Einige Zeit später hatte ihn die neununddreißigste Ablehnung seines Manuskriptes ereilt, das einen Teil seines geisteswissenschaftlichen Meisterbriefes darstellte und das ihm seinen Ort auf dem Globus der Wissensvermittlung zuweisen sollte. Das Lohnüberbleibsel war fast aufgebraucht.

Da gab er vom allerletzten Rest eine Anzeige im Südwestblatt auf. Eine Antwort erhielt er auf seine Annonce. Sie war von etwas kräftiger Art, aber liebes- und arbeits- und empfangswillig und Tochter eines guten (Gast-)Hauses. Nun trägt er selbst gerne die von Madame persönlich immer frisch gestärkte Mütze für die Honneurs im Speisesaal und geht ansonsten gerne mit seinen Gästen auf die Jagd. Die schätzen seine im hohen Norden erworbenen, gleichwohl formidablen Küchenspielereien und erleichtern ihm das Leben sehr. Die Gattin lächelt ihn unentwegt glücklich an.
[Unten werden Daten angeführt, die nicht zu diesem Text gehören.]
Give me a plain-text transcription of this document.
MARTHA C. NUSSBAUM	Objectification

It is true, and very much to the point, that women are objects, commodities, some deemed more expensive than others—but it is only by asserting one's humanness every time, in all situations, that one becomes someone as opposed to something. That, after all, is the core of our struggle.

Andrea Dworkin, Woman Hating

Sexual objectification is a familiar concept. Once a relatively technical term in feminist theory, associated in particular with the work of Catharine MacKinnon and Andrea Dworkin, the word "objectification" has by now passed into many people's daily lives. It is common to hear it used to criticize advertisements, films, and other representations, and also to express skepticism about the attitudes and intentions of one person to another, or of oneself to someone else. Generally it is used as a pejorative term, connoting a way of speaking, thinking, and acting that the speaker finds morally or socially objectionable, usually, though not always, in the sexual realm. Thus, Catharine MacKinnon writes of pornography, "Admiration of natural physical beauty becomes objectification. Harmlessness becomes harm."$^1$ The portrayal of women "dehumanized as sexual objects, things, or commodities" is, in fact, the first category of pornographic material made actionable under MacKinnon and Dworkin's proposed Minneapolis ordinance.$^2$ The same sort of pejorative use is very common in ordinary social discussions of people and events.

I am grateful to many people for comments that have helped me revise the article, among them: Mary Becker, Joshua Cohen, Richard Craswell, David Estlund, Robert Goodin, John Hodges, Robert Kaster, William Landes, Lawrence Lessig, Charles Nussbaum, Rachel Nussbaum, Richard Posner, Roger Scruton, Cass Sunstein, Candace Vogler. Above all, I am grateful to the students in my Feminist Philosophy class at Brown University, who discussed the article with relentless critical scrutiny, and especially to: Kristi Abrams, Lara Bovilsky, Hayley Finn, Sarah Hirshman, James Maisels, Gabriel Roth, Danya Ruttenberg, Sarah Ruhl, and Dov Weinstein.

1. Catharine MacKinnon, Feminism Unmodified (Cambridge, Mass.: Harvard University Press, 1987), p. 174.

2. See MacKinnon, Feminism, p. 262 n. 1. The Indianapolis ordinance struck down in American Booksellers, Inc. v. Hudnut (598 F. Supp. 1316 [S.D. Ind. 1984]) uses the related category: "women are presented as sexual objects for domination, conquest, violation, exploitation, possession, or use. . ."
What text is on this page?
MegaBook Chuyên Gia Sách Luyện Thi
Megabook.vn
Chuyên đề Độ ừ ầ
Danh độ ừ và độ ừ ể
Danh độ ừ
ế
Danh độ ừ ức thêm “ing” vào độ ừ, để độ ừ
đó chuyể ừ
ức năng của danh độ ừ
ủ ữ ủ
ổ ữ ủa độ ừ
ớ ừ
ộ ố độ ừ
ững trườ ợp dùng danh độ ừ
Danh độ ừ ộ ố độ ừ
Hin und wieder sitzt er in der hunderttausendjahrealten, dicht begrünten Hügel- und Höhlenlandschaft am lieblichen Flüßchen mit seinen feinen Krebschen und schaut hinein in die hinter ihm liegende Romantik.

Und manchmal sucht er eine Küchenhilfe. Etwa alle drei Monate.

Die verlinkten Photographien zeigen lediglich, wo es sich zugetragen haben könnte.
 
Fr, 13.06.2008 |  link | (2793) | 3 K | Ihr Kommentar | abgelegt: Geschmackssache


aubertin   (14.06.08, 15:48)   (link)  
Dordogne-Tod
Du versuchst hier, falsche Spuren zu legen. Mir ist bekannt, wo dieser commis die Edelkrebse zu Tode gekocht hat! Nicht an der Vézère! Solltest Du das nächste Mal das Bresse-Huhn wieder in rot tötendem Bergerac ertränken, anstatt ihm einen würdigen Bourgogne-Tod in weiß zu ermöglichen, verrate ich, wer es ware, der das Liebespaar écrevisse canadienne vor 30 Jahr in die Beune gesetzt hat.

't embrasse

Yves

P.-S. Abondance de biens ne nuit jamais.


hap   (11.09.08, 22:25)   (link)  
Hehehe
Das ist eine schöne Geschichte vom commis, die ich beim ersten Auftauchen verpasst habe. Danke für den Link, und bon voyage —
Grüße unter Blitz, Donner und Regenrauschen am 11. 9. 2008.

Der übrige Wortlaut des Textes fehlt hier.